There is a way to optimize this program?

You can make it use much less memory by only creating as many fibers as there are threads, sending the batches through a Channel(Int64...Int64) and have each fiber loop to process the next batch. It may even be a bit faster, especially if the channel buffer size is the number of batches.

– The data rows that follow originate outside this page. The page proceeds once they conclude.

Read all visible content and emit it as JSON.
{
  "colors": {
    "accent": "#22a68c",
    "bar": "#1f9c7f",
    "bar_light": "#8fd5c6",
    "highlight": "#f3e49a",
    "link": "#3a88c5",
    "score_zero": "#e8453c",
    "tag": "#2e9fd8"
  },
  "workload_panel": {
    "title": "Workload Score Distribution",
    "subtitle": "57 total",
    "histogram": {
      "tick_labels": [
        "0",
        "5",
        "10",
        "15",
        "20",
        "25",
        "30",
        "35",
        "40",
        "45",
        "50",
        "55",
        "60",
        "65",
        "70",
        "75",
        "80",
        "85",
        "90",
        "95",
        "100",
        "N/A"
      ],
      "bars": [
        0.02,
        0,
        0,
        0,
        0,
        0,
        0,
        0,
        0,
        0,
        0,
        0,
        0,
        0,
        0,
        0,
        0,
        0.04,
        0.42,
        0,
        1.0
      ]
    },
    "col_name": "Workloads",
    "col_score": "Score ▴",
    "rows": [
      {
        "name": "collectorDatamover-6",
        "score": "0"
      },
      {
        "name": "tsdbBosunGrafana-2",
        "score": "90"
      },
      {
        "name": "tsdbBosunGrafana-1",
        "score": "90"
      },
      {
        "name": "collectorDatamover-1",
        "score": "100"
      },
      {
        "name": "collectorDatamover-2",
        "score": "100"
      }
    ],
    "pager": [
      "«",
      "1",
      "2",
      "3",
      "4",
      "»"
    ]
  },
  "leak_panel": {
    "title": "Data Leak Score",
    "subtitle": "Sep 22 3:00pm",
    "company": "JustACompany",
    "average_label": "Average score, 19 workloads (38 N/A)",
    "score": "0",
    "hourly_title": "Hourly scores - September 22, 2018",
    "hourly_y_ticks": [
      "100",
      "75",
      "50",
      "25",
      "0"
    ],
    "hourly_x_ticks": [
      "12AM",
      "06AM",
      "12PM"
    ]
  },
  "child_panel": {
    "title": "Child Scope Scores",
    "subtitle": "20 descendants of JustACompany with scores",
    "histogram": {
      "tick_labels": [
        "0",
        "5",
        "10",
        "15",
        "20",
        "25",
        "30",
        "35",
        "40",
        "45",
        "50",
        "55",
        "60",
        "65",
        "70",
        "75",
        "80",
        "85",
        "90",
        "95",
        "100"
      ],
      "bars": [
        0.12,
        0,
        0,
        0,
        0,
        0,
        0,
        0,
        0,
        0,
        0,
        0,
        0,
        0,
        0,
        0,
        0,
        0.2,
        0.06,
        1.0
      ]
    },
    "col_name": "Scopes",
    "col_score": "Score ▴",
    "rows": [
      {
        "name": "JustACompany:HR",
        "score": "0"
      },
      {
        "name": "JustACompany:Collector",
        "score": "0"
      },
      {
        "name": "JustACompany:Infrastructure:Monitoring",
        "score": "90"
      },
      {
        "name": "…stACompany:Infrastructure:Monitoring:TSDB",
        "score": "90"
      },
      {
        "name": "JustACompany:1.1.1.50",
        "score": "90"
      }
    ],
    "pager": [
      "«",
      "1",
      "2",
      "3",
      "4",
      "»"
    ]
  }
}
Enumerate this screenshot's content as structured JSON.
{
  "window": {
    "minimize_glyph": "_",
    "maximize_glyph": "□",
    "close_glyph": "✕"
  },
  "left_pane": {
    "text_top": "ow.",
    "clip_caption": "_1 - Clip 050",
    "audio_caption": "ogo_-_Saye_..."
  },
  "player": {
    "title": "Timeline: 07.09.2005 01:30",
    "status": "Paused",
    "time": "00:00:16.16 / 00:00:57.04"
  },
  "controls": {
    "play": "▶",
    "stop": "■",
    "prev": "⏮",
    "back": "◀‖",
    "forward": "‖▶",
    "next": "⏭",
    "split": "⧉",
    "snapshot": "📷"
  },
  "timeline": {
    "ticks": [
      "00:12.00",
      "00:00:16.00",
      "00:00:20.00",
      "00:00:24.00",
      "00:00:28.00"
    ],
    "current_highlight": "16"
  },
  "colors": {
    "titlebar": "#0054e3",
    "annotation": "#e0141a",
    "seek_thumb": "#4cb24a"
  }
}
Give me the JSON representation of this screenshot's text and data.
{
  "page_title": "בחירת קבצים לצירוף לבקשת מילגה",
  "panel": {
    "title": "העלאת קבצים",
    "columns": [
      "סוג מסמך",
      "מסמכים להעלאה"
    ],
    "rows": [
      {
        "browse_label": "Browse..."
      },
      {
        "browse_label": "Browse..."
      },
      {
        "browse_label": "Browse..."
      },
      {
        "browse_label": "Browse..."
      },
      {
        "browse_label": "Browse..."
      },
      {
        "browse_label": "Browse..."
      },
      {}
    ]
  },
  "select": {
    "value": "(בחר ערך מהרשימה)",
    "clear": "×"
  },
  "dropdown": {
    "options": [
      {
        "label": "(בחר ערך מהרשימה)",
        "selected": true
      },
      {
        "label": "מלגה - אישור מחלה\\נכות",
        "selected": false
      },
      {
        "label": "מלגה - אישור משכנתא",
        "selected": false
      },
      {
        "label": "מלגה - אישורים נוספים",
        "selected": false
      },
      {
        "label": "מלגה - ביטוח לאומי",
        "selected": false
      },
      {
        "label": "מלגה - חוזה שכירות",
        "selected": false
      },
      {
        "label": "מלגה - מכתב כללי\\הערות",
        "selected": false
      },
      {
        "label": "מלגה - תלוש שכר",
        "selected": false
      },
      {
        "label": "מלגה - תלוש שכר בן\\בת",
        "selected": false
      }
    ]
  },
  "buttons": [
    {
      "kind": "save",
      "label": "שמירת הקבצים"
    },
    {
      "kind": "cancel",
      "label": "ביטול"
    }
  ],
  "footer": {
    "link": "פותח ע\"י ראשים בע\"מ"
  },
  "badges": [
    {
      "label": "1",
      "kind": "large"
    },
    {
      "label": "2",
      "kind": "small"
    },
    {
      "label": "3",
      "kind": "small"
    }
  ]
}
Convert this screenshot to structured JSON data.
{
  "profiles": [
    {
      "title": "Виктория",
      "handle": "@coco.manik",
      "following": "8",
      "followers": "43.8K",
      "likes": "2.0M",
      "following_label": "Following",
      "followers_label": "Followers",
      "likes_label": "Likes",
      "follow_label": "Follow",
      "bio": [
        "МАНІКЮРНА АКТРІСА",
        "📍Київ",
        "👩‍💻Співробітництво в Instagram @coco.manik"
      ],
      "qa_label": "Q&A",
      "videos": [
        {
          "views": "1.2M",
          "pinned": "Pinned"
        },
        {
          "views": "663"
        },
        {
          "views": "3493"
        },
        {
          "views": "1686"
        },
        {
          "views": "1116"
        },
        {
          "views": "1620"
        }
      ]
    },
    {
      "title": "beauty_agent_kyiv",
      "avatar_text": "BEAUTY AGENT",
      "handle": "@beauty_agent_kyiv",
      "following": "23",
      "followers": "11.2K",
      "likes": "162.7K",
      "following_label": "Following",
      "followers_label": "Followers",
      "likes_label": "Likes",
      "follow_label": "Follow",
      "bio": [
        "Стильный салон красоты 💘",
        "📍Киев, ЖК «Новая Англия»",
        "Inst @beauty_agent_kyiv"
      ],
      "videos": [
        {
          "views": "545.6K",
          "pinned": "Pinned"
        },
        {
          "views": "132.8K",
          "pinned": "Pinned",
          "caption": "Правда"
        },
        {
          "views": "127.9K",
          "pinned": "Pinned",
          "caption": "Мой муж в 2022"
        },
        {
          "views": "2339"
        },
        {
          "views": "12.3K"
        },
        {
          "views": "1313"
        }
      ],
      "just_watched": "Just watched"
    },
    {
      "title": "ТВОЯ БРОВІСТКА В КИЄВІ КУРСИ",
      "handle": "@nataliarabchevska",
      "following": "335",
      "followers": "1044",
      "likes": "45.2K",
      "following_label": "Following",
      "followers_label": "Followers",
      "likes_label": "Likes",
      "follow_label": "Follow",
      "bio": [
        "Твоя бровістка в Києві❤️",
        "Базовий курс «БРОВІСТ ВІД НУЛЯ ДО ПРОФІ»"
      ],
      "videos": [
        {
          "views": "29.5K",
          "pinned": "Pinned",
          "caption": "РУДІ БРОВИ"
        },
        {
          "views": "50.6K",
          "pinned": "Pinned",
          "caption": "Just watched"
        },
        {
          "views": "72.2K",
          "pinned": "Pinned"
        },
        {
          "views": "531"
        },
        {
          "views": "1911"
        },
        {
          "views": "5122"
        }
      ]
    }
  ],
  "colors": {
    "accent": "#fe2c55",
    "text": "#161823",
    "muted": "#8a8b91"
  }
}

Notice that by creating as many fibers as batch numbers, you get faster… because you end up creating less fibers. With only a fixed set of fibers, it would be the opposite: small batches (e.g. 1000) are faster than larger ones.

require "wait_group"

def collatz(seed : Int64)
  steps = 0_i64

  while seed > 1
    while seed % 2 == 0
      steps &+= 1
      seed //= 2
    end

    if seed > 1
      steps &+= 1
      seed = seed &* 3 &+ 1
    end
  end

  steps
end

n = ENV.fetch("N", "1_000_000_000").to_i64(underscore: true)
b = ENV.fetch("B", "1_000").to_i64(underscore: true)
w = ENV.fetch("CRYSTAL_WORKERS", "4").to_i

channel = Channel({Int64, Int64}).new((n // b + 1).to_i32)
wg = WaitGroup.new(w)

w.times do |i|
  spawn(name: "WORKER-#{i}") do
    while r = channel.receive?
      (r[0]...r[1]).each do |seed|
        steps = collatz(seed)

        if seed % 1_000_000 == 0
          print "Seed: #{seed} Steps: #{steps}\r"
        end
      end
    end
    wg.done
  end
end

start = Time.measure do
  s = n // b
  r0 = 0_i64

  s.times do
    r1 = r0 &+ b
    channel.send({r0, r1})
    r0 = r1
  end

  if n - b &* s > 0
    channel.send({r0, n})
  end

  channel.close
  wg.wait
end

puts "\ncollatz took: #{start}"

As for timings, on my old i7 1472HQ, the Go example takes 6m30s, the direct Crystal port 5m30s and the above 1m30s (8 threads).